Just back from Amsterdam, three things struck me about that beautiful Dutch city: transport, quiet and beauty.

I also admired the Dutch pledge to have their city carbon-free by 2030, not waiting for someone else to tell them what to do about global warming. My thoughts turned to our little city of Newburyport, which is quite European in my mind with its emphasis on culture, lifestyle and history.

While we’re less than a tenth the size of Amsterdam, we share a closeness to the sea, pretty flat terrain and beautiful, old buildings. I was also struck with the fitness of the Dutch folk as they walked, pedaled, rode trams and scootered their way around.

Their highways and byways were not littered with large blocks of steel, plastic and rubber tires, taking up so much space and spoiling the views. Gardens and walkways, parks and playgrounds abounded. Bike paths ran everywhere. I thought why couldn’t Newburyport take a page from their book?

Imagine, with me, that we had more than just rail trails, but miles and miles of bike and walking paths. Imagine if State Street, Federal Street and Market Street were not long parking garages, but boulevards for strolling back and forth from the waterfront.

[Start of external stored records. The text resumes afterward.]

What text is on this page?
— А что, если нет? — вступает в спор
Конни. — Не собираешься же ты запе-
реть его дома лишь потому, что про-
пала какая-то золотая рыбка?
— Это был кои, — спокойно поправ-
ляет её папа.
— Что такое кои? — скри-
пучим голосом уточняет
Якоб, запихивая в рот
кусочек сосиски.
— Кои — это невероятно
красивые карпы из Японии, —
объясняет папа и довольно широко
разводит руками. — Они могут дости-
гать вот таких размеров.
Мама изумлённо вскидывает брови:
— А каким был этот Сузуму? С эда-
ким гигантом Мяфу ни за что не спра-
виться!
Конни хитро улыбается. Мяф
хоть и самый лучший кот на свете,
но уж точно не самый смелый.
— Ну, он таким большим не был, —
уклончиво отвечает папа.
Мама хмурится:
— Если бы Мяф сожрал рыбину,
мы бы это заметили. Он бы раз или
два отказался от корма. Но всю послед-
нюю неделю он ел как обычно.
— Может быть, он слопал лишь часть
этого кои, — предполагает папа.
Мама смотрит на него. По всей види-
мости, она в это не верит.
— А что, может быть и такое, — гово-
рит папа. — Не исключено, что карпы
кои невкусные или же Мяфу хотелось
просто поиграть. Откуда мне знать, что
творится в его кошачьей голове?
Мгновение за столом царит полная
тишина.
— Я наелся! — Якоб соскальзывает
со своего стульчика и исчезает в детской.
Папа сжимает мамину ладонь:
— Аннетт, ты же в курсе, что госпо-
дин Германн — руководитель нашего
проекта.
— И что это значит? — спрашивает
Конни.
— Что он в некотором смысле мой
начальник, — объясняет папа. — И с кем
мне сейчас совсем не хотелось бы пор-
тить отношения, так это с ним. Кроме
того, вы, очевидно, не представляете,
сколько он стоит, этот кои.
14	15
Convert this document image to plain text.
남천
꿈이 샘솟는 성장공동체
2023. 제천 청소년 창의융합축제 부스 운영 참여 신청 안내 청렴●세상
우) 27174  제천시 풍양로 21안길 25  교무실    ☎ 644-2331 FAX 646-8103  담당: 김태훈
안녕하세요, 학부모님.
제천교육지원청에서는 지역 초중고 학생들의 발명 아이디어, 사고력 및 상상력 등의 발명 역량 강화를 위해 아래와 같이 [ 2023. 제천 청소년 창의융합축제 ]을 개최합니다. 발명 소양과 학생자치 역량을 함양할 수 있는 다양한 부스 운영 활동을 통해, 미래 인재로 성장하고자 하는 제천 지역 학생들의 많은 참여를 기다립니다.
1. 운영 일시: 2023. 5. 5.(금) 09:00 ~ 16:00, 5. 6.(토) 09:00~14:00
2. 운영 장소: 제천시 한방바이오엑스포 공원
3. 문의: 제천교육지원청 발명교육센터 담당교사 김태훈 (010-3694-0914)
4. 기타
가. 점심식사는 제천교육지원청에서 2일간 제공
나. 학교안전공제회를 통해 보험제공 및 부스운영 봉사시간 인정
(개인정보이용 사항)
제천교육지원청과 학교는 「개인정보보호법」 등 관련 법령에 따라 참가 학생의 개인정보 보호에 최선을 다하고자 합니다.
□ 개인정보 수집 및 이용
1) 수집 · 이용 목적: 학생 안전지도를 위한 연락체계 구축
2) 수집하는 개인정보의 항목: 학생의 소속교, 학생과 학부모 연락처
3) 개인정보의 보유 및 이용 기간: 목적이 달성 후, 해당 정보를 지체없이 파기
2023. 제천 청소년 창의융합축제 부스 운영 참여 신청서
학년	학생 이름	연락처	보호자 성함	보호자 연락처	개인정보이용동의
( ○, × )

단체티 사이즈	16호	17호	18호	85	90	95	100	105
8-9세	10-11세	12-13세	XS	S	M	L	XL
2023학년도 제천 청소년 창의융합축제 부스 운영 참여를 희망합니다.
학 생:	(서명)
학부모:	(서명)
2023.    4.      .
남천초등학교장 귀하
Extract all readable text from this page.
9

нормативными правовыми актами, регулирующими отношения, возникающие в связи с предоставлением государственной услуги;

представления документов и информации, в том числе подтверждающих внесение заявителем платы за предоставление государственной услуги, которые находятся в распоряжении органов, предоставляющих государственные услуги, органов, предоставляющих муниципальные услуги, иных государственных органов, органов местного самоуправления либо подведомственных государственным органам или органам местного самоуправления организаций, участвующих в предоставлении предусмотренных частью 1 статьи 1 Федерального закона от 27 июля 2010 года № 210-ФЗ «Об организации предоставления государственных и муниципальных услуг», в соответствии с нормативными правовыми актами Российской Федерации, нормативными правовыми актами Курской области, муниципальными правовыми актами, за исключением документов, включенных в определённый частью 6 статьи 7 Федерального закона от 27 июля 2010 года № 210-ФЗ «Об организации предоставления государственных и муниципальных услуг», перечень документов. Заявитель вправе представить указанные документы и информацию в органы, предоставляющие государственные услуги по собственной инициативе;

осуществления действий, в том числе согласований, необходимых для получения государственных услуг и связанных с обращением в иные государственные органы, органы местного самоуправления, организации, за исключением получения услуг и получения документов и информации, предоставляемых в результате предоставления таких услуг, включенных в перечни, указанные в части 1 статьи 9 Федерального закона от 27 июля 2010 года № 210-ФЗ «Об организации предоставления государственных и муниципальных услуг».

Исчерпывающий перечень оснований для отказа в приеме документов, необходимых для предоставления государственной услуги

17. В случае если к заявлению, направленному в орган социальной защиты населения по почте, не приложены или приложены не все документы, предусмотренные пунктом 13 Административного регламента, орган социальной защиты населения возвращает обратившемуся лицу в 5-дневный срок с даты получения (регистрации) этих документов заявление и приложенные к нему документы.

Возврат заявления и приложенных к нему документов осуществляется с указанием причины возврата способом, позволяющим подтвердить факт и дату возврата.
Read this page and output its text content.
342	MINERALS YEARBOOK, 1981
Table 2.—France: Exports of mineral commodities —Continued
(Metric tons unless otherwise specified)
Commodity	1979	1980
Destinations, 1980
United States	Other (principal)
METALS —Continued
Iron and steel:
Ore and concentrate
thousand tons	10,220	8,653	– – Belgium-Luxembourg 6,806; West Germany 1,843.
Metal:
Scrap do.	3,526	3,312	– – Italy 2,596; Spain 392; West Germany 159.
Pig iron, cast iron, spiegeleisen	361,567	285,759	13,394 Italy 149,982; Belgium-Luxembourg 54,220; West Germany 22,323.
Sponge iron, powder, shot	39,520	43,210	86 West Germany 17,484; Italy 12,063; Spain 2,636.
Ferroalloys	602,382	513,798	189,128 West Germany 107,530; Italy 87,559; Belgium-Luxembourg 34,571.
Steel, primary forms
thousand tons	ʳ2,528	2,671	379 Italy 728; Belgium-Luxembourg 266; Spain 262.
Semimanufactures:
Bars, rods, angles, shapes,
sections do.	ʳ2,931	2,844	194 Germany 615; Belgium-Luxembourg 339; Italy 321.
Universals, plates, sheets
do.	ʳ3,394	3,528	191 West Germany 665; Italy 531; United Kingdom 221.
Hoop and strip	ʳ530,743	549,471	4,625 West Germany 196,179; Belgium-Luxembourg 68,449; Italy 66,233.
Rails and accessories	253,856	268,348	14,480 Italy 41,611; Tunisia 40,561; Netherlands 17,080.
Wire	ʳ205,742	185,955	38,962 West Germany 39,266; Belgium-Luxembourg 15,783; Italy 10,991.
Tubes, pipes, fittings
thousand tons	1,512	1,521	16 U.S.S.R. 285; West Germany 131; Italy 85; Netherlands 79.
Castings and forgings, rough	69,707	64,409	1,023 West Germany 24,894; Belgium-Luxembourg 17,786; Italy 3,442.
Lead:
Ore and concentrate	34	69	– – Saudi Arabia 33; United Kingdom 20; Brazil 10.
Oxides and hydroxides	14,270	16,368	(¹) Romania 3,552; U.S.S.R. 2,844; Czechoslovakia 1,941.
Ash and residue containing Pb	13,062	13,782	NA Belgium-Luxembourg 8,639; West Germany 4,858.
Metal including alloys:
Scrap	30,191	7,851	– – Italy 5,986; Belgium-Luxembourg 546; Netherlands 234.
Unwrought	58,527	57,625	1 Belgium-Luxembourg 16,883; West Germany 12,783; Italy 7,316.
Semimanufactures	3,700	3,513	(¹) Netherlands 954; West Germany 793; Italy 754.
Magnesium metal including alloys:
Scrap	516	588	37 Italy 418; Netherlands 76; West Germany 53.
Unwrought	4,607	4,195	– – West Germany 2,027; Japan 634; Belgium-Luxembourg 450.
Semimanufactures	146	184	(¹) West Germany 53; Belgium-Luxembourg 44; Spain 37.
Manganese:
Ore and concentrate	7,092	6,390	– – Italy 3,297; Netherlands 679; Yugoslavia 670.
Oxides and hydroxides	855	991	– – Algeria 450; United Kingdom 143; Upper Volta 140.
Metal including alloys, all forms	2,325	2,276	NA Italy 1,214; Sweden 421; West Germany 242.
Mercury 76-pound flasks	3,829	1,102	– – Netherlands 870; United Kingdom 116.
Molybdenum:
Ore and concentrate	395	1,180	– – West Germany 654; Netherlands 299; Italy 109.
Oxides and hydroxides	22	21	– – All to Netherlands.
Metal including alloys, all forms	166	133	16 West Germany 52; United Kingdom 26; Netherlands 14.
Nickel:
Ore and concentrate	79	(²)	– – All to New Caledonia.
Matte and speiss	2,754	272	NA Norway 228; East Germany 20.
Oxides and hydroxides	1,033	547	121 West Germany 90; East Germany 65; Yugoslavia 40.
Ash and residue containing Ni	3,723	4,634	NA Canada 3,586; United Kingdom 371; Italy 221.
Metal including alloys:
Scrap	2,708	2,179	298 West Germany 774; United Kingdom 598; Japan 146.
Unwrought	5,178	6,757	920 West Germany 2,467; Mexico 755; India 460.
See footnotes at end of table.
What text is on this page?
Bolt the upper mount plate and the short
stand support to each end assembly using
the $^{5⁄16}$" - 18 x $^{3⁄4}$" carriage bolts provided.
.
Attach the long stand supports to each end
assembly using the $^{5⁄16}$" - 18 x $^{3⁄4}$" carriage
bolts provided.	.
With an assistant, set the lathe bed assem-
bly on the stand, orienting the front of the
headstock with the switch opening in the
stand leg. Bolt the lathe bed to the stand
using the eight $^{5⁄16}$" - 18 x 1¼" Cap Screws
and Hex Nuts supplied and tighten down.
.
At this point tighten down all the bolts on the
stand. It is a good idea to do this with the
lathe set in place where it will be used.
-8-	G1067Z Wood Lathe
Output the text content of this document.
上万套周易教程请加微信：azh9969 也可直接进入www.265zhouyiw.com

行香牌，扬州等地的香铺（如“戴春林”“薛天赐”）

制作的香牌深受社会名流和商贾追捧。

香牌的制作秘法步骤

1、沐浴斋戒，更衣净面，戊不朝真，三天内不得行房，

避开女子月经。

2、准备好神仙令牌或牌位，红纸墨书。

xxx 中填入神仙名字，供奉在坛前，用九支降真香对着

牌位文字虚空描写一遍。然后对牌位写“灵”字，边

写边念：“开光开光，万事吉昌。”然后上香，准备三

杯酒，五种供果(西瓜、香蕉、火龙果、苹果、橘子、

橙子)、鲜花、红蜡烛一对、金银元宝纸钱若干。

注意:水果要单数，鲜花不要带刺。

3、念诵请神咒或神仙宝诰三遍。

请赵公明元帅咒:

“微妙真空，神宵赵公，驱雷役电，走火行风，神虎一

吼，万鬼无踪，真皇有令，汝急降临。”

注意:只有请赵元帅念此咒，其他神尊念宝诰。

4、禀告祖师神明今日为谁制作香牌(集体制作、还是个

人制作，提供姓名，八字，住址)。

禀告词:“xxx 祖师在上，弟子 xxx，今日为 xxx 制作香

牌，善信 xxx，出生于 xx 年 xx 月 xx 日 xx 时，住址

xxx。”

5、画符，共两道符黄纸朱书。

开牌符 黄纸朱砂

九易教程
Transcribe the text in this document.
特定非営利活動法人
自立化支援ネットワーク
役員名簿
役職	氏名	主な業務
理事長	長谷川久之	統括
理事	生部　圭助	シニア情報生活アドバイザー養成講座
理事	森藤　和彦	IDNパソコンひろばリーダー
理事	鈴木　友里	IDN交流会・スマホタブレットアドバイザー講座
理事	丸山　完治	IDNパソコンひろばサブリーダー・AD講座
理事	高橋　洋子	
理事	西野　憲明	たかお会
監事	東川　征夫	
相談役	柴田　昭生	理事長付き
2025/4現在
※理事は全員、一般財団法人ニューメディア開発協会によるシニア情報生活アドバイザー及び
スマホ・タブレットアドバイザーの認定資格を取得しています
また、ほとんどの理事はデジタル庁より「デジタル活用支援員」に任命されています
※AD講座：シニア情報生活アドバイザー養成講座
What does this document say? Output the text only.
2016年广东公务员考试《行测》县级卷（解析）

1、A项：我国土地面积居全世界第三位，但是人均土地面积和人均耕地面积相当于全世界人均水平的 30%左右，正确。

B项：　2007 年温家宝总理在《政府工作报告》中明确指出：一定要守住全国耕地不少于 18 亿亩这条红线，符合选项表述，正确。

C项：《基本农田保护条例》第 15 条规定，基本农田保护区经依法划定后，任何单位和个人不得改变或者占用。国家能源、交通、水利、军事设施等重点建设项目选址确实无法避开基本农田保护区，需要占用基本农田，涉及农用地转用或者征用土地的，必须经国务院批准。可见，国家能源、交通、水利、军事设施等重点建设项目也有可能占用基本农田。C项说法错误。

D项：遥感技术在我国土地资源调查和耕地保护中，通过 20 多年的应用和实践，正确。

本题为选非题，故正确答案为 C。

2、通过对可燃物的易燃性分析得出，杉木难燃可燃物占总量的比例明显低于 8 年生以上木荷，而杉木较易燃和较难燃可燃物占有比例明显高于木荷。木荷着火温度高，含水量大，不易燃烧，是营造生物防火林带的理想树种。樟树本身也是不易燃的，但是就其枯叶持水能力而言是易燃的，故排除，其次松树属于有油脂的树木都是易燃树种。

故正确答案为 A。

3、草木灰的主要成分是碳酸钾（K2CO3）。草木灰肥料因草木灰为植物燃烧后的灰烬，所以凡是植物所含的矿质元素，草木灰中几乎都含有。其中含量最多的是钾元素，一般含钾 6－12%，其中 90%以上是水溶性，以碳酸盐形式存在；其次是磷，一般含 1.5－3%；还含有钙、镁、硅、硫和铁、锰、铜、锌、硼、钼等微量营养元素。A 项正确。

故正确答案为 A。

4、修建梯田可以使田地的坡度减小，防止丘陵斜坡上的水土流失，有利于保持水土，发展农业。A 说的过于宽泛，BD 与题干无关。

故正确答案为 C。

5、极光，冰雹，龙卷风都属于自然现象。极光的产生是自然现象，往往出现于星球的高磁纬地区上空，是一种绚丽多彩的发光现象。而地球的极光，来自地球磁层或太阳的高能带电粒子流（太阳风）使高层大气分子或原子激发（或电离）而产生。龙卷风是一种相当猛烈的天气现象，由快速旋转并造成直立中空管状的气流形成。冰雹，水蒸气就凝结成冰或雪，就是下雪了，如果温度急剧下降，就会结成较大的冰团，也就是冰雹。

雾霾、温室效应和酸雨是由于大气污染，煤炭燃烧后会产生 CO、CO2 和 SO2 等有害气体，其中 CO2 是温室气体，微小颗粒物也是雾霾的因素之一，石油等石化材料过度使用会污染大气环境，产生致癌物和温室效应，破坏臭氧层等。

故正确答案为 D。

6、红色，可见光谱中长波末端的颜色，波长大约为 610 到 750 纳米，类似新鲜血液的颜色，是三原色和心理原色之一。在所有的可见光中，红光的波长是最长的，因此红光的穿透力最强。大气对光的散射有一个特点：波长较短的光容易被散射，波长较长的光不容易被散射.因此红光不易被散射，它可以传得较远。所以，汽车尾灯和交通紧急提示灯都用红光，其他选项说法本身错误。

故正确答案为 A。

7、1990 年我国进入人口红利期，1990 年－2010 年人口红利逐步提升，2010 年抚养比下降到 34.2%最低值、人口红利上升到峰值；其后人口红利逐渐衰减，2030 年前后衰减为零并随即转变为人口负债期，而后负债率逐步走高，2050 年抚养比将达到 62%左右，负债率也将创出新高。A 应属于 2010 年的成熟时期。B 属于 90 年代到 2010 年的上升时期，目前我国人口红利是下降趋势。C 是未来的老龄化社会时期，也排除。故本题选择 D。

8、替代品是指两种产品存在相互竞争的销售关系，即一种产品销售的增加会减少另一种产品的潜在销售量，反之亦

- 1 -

Imagine self-driving vehicles, stored in our new garage, venturing out as needed instead of all those expensive cars spending 95% of the time taking up space and doing nothing. How about if we harnessed the Merrimack River and the tides for power and installed more solar panels? Maybe even ran some canals through the city to meander through the neighborhoods, canal boats adding to the seashore adventure.

What we really need is a vision for our city. Waiting for developers to maximize their profits while destroying the essence of our little jewel is not a plan, it is gradual suicide.

Waiting for Washington or Boston to do something about climate change is clearly not the answer, either. We are special and we can create something magical and needed. All it takes is a little imagination and the will to do it.